Erreur n°5 : ignorer la fenêtre de récupération post-course

T'as passé la ligne d'arrivée. L'euphorie, la médaille, les photos. Et souvent, la nutrition de récupération tombe complètement à l'eau. C'est une erreur coûteuse pour les prochains jours.

Les 30 minutes qui suivent la fin d'un effort intense constituent une fenêtre métabolique durant laquelle les muscles sont particulièrement réceptifs à la resynthèse du glycogène et à la réparation musculaire. La sensibilité à l'insuline est à son maximum, ce qui facilite l'absorption des glucides et des acides aminés.

L'objectif dans cette fenêtre : 0,8 à 1,2 g de glucides par kg de poids corporel, combiné à 20 à 40 g de protéines. Concrètement, une boisson de récupération commerciale, un yaourt grec avec une banane et du miel, ou un lait chocolaté (dont l'efficacité est bien documentée) font parfaitement le travail.

Des recherches montrent que les coureurs qui respectent cette fenêtre récupèrent leur capacité musculaire jusqu'à 40 % plus vite que ceux qui attendent le repas du soir. Les courbatures sont aussi significativement réduites dans les 48 heures suivantes. Pour maximiser encore la santé intestinale après un effort aussi exigeant, jette un oeil à ce que dit la science sur les probiotiques et la santé intestinale des sportifs.

La timeline nutritionnelle complète du jour J

Voici un récapitulatif opérationnel pour ne rien oublier :

  • La veille au soir : repas riche en glucides complexes (pâtes, riz, patate douce), modéré en fibres et en graisses pour éviter les inconforts digestifs.

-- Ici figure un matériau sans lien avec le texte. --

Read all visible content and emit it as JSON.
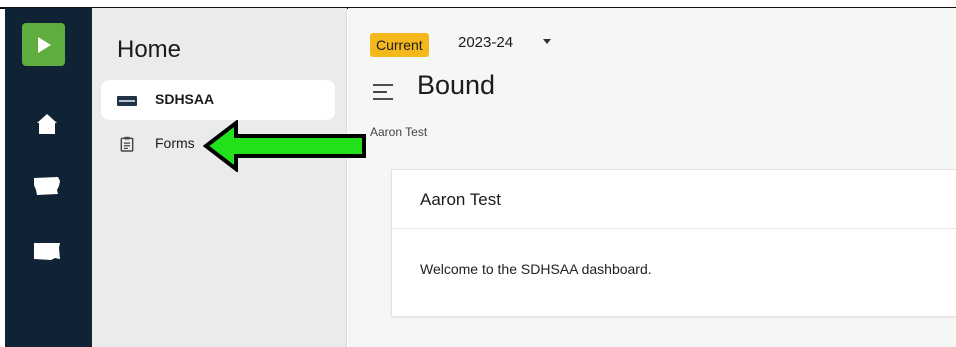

Hydratation normale, sans excès.
  • 3 à 4 heures avant le départ : petit-déjeuner connu et testé en entraînement. Environ 1 à 4 g de glucides par kg de poids. Pain, flocons d'avoine, banane. Limiter les fibres et les graisses.
  • 60 minutes avant le départ : prise de caféine si prévue dans ta stratégie.
  • 30 minutes avant le départ : possibilité d'un gel rapide si le dernier repas date de plus de 3 heures, pour éviter la chute glycémique au démarrage.
  • En course : premier gel entre 30 et 45 minutes. Puis toutes les 30 à 45 minutes. Hydratation selon ta stratégie personnalisée. Sodium intégré si la course dépasse 90 minutes.
  • Dans les 30 minutes après l'arrivée : glucides + protéines, boisson de récupération ou aliment solide facilement digestible.

La nutrition de course n'est pas un détail de dernière minute. C'est une composante de la performance au même titre que ton programme d'entraînement ou ta gestion de l'allure. Les coureurs qui performent régulièrement sur marathon sont ceux qui ont autant travaillé leur stratégie nutritionnelle que leurs sorties longues. Et si tu cherches à mieux calibrer ton niveau et tes ambitions avant la prochaine échéance, l'article sur comment combler l'écart entre ton ambition et ton niveau réel en running est un bon point de départ.

Le marathon se gagne sur des mois de préparation, mais il se perd très souvent sur quelques heures de mauvaises décisions nutritionnelles. Maintenant, t'as les clés pour que ça n'arrive pas.